21. jul, 2014

Loutering

Met hoofdletter

De angst loutert.

Over Angst schrijven we vandaag nog een keer met een hoofdletter.

De vrees heeft een object, en dat object staat open voor actie en reactie. We kunnen er vat op krijgen, omdat vrees voor iets is. Dat iets zal altijd door de rede, met woorden ingekapseld kunnen worden. Zo gauw we weten hoe we er mee om moeten gaan, ebt de vrees weg.

Bij Angst in de zin van Kierkegaard is dat object er niet. We voelen Angst zonder dat er iets is om bang voor te zijn. Wij zijn bang voor niets, voor het niets. Angst heeft in deze visie een vormende functie.

Door de Angst af te pellen als een artisjok, en er telkens een schub van vrees af te trekken, tot we iets overhouden waar geen schubben meer aan zijn, komen we oog in oog met de Angst zelf, en dat valt samen met het niets. Dan hebben we niet alleen geen houvast meer, maar we  komen er ook teleurgesteld achter, dat we het voortaan zonder houvast zullen stellen.

Niets

Het niets is een beetje zoals het monster van Loch Ness: er wordt veel over gepraat en iedereen mag er een mening over hebben, maar niemand heeft het ooit gezien. Al zijn er enkelen die beweren van wel. Dat kan niet waar zijn, misschien wel voor het monster, als je aanneemt dat het bestaat, maar zeker niet voor het niets.

Het niets onttrekt zich aan onze zintuiglijke waarneming, en zeg maar aan elke menselijke waarneming. Zo gauw het niets waargenomen kan worden, houdt het op niets te zijn, en wordt het iets.

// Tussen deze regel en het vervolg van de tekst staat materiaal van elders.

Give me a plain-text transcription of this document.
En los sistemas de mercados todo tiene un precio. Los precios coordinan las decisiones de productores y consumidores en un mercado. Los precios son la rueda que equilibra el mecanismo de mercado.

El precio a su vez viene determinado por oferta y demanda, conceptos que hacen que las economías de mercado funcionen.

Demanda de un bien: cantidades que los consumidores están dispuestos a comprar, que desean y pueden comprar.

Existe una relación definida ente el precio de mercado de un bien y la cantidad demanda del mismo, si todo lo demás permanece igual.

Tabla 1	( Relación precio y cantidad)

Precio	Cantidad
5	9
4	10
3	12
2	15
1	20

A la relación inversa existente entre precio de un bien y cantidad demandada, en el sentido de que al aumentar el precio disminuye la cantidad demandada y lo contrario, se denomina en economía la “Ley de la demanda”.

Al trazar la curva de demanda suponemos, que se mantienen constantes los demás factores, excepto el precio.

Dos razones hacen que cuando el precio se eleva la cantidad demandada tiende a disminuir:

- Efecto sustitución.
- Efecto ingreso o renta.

Het niets is wat we per definitie niet kunnen kennen, omdat we het niet kunnen ervaren. Niemand weet wat niets is. Al mogen we daar graag over fantaseren, zoals iedereen ook over God mag fantaseren.

God

God en het niets hebben dit gemeen dat ze zich allebei aan de menselijke ervaring onttrekken. Voor het niets geldt dat per definitie, en voor God geldt dat volgens mijn en Sørens overtuiging. Maar als het Niets het Loch is, dan is God Nessie. Iets dat daar in het niets aan het rondzwemmen is, en dat de zuiverheid bederft.

Er zijn velen die geloven dat God niet samenvalt met het niets, en voor wie God wel degelijk iets is, omdat Hij in hun ogen bestaat. Daar kan ik perfect inkomen.

Het staat iedereen vrij een mening te hebben over iets wat niet bestaat, want niemand kan met bewijzen komen aanzetten van het tegendeel. Dat is een kwestie van geloof, en niet van filosofie.